11. Snow Peak Titanium Single-Wall 300 Mug

Snow Peak Titanium Single-Wall 300 Mug

Perfect for the morning cup of Joe

© Snow Peak

Price: £20
Weight: 67g
Best place to store during ride: Backpack or frame bag
Featuring an ultralight single-wall construction, this mug from trendy Japanese camping-gear brand Snow Peak can be used directly over an open flame and features folding handles to save on space. Perfect for a morning coffee or tea at the camp and not bad to look at either (hang off the back of your saddle bag with a carabiner for extra bikepacking points).

12. Garmin Edge 530 bike computer

Garmin Edge 530 bike computer

The device is navigated using buttons, making it easy to use wearing gloves

© Garmin

Price: £259.99
Weight: 75.8g
Best place to store during ride: Stem-mounted
Is an all-singing, all-dancing GPS system absolutely essential for bikepacking? No.
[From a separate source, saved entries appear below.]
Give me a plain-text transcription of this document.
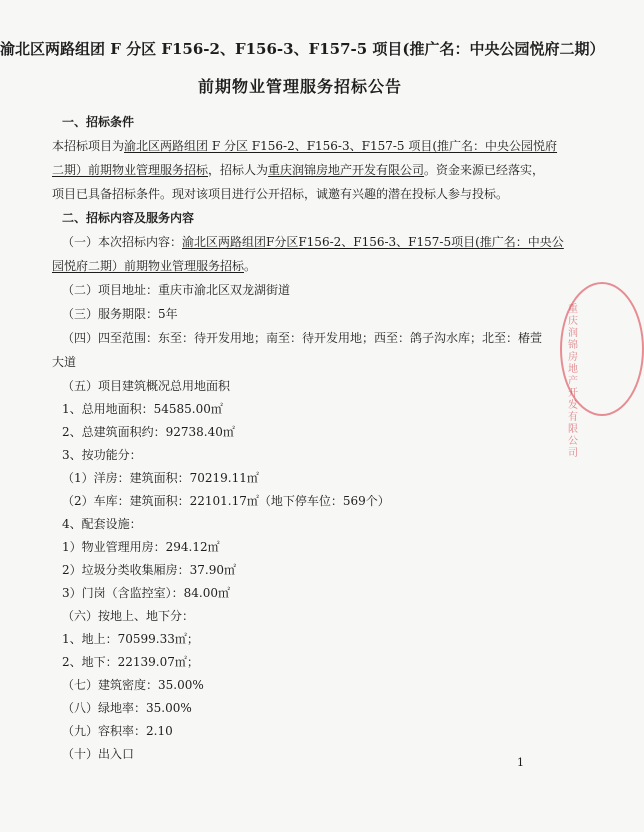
渝北区两路组团 F 分区 F156-2、F156-3、F157-5 项目(推广名：中央公园悦府二期）
前期物业管理服务招标公告
一、招标条件
本招标项目为渝北区两路组团 F 分区 F156-2、F156-3、F157-5 项目(推广名：中央公园悦府
二期）前期物业管理服务招标，招标人为重庆润锦房地产开发有限公司。资金来源已经落实，
项目已具备招标条件。现对该项目进行公开招标，诚邀有兴趣的潜在投标人参与投标。
二、招标内容及服务内容
（一）本次招标内容：渝北区两路组团F分区F156-2、F156-3、F157-5项目(推广名：中央公
园悦府二期）前期物业管理服务招标。
（二）项目地址：重庆市渝北区双龙湖街道
（三）服务期限：5年
（四）四至范围：东至：待开发用地；南至：待开发用地；西至：鸽子沟水库；北至：椿萱
大道
（五）项目建筑概况总用地面积
1、总用地面积：54585.00㎡
2、总建筑面积约：92738.40㎡
3、按功能分：
（1）洋房：建筑面积：70219.11㎡
（2）车库：建筑面积：22101.17㎡（地下停车位：569个）
4、配套设施：
1）物业管理用房：294.12㎡
2）垃圾分类收集厢房：37.90㎡
3）门岗（含监控室）：84.00㎡
（六）按地上、地下分：
1、地上：70599.33㎡；
2、地下：22139.07㎡；
（七）建筑密度：35.00%
（八）绿地率：35.00%
（九）容积率：2.10
（十）出入口
1
重庆润锦房地产开发有限公司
Will it mitigate subpar navigation skills and vastly decrease your chances of winding up 50 miles off course? Yes. This one from bike-computer masters Garmin allows you to ride like you know every turn while also acting as a fitness system to keep track of your stats. It also uses good old fashioned buttons – rather than a touchscreen – to navigate the computer’s menus, making it usable in a downpour and looking for somewhere to shelter or when wearing thick gloves during winter jaunts.

13. Lifesystems Pocket First Aid Kit

Lifesystems Pocket First Aid Kit

You wouldn't leave home without a multi-tool...

© Lifesystems

Price: £12.99
Weight: 180g
Best place to store during ride: Toptube bag
It should go without saying, but no long-distance cyclist of any sort should be without a well-stocked first-aid kit. This one is small enough to stuff into any bikepacking bag or can even be clipped onto the outside of a backpack if space is tight. Inside you’ll find plasters, antiseptic cream, tweezers, scissors and anything else you might need to treat minor injuries on the go.

14. Patagonia Down Sweater Hoody

Patagonia Down Sweater Hoody

This down jacket is a great way to stay warm at night – even in your bivvy

© Patagonia

Price: £220
Weight: 396g
Best place to store during ride: Saddle bag
There are few finer pleasures in life than changing out of sweaty cycling gear after a long day on the pedals. Ideally, you’ll have a full change of clothes, but an insulated jacket to stay warm around camp is a good place to start. Capable of packing down into its own pocket, Patagonia’s Down Sweater Hoody is perfect for stuffing into your seat bag and pulling out in the evening. It’s even comfortable enough to sleep in on particularly cold nights and it’s so light you’ll barely notice the extra weight.